If you take a walk along Baltimore's waterfront out where the Downtown Sailing Center keeps its boats and the Spirit of Philadelphia tourist boat is tied up for repairs, you might notice a huge rusted hulk, bow jutting up and midships filled with water.
It's the shell of the Governor R.M. McLane, once the flagship steamer of the Maryland Oyster Police, the forerunner of today's Natural Resources Police. Established by the General Assembly on March 30, 1868, NRP is the state's oldest law enforcement agency.
State lawmakers set the force at 50 men but didn't appropriate enough money to run the patrol boats, leading the first commander to complain, "It is impossible with my current force to police an area that ranges from Swan Point, Kent County, down to the Potomac and upriver 125 miles."
Times haven't changed much, as you'll soon read.
A New York Times dispatch from that era reports breathlessly of "piratical oyster crews" and "desperadoes very free with their firearms" who showered an oyster police boat and a judge's house with bullets.
Bad press forced lawmakers to pony up. In 1884, the McLane, with a 12-pound howitzer affixed to its deck, was launched to quell the "oyster wars" that pitted waterman against waterman in the scramble to haul as many oysters to market as possible.
Obviously, things settled down, and after a stint as a World War I patrol boat, the McLane finished its state duties, was replaced by gas-powered vessels and retired. A salvage company bought the steamer in the 1950s and stripped it down to the deck before abandoning the project.
That brings us to the present-day quagmire of NRP and this question: How come the 2010 budget proposal of his near-excellency, the governor, includes $40 million for the State Police to buy two new helicopters and nothing to keep NRP's aviation unit airborne?

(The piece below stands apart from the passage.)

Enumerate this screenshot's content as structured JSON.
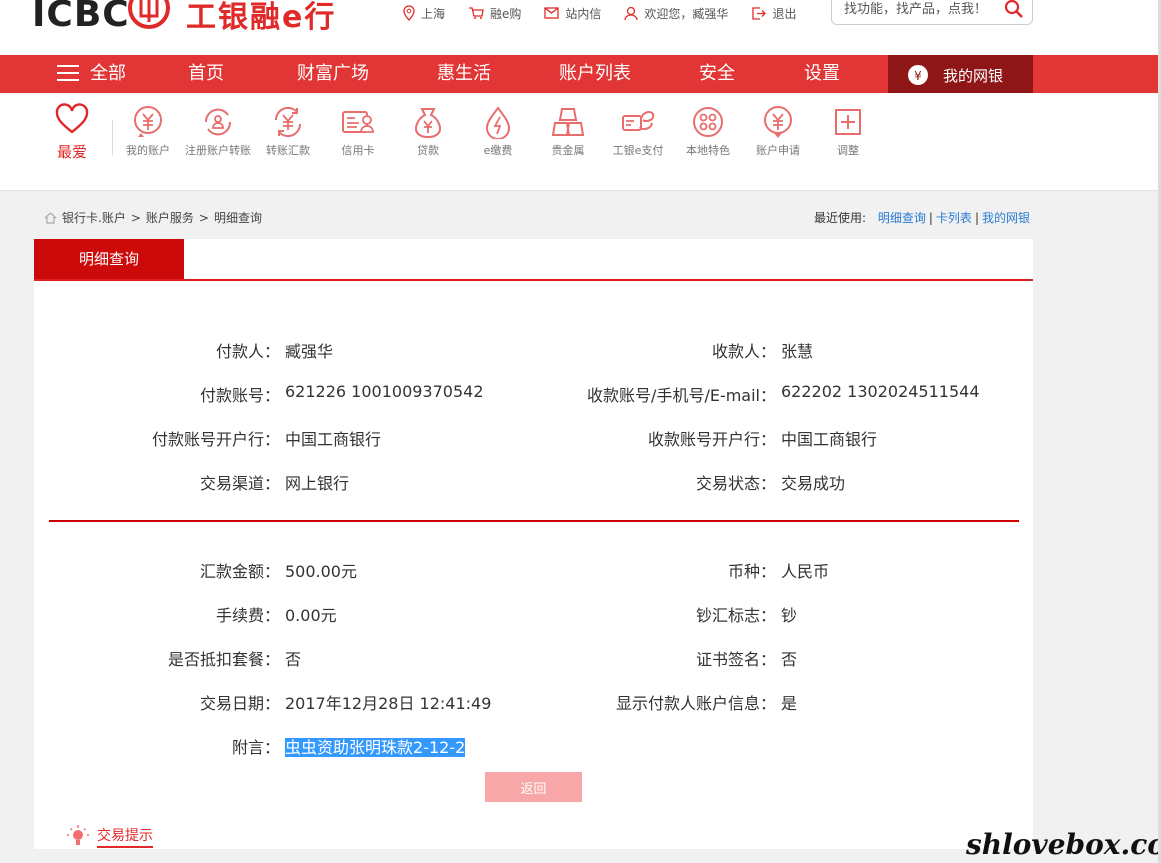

Not to take anything away from the mission of the troopers, but the fish and game cops deserve some support here and now. No lip service. No temporary reprieves like the one in October.
We're talking about two helicopters - really old ones at that - two pilots and a mechanic. The "squadron" consists of a 1970 Army surplus chopper and a 1972 Bell Jet Ranger with 14,000 hours of flight time - a hand-me-down from State Police when it bought new birds in 1989, the same helicopters it calls "aging" now.
Total annual price tag for the aviation unit: $100,000.
Martin O'Malley says he cares about natural resources. I take him at his word. The bottom of every Department of Natural Resources news release contains this statement: "DNR manages more than 449,000 acres of public lands and 17,000 miles of waterways, along with Maryland's forests, fisheries, and wildlife for maximum environmental, economic and quality of life benefits."
But how do you protect those resources - which taxpayers have purchased and maintained - without the guys and gals of NRP? That's like buying a new car and leaving the keys on the dashboard.
State parks employees whisper that there are places they won't go alone - and knowing a few of those spots, I don't blame them. Officers who patrol the water and woods know backup is often hours away, if at all. The list of places NRP must protect keeps growing.
In 1990, NRP had 451 officers. Now, it's about 250 officers. Pitiful.
That's what makes the aviation unit more important than ever. Two months ago, Col. George Johnson, the NRP superintendent, called the helicopters "a force multiplier" that allows fewer people to cover more territory. Having eyes in the sky provides backup, protects boaters and speeds searches for lost hunters and hikers.
In November, NRP nabbed an illegal crabber in Anne Arundel County with help from the aviation unit. In December, it was a deer poacher in southern Maryland. The aviation unit helps out with the annual winter waterfowl survey on the Chesapeake Bay. It has tracked polluters and oil spills. I could go on because the list is extensive and impressive.
The State Police issued a news release Wednesday crowing about its new "multi-mission" helicopter fleet, which will total a dozen in four years when all the purchasing is through. One of those "missions," I'm told, is to replace the NRP aviation unit.
Yeah, right. State Police has always treated NRP as a second-class citizen. Just five years ago while standing outside an Annapolis hearing room waiting for review of a bill to merge NRP with State Police, I listened to troopers disparage fish and game cops as law enforcement "wannabes." Yes, budgets are tight. Seven hundred state workers are headed for unemployment. Tough choices are mandatory, and I'm not talking Miller High Life vs. Stella Artois.
But I find it hard to believe the Annapolis crowd can't find $100,000 to keep NRP flying. And I can't believe the sportsmen and women of Maryland will remain silent and let the aviation unit that protects natural resources crash and burn.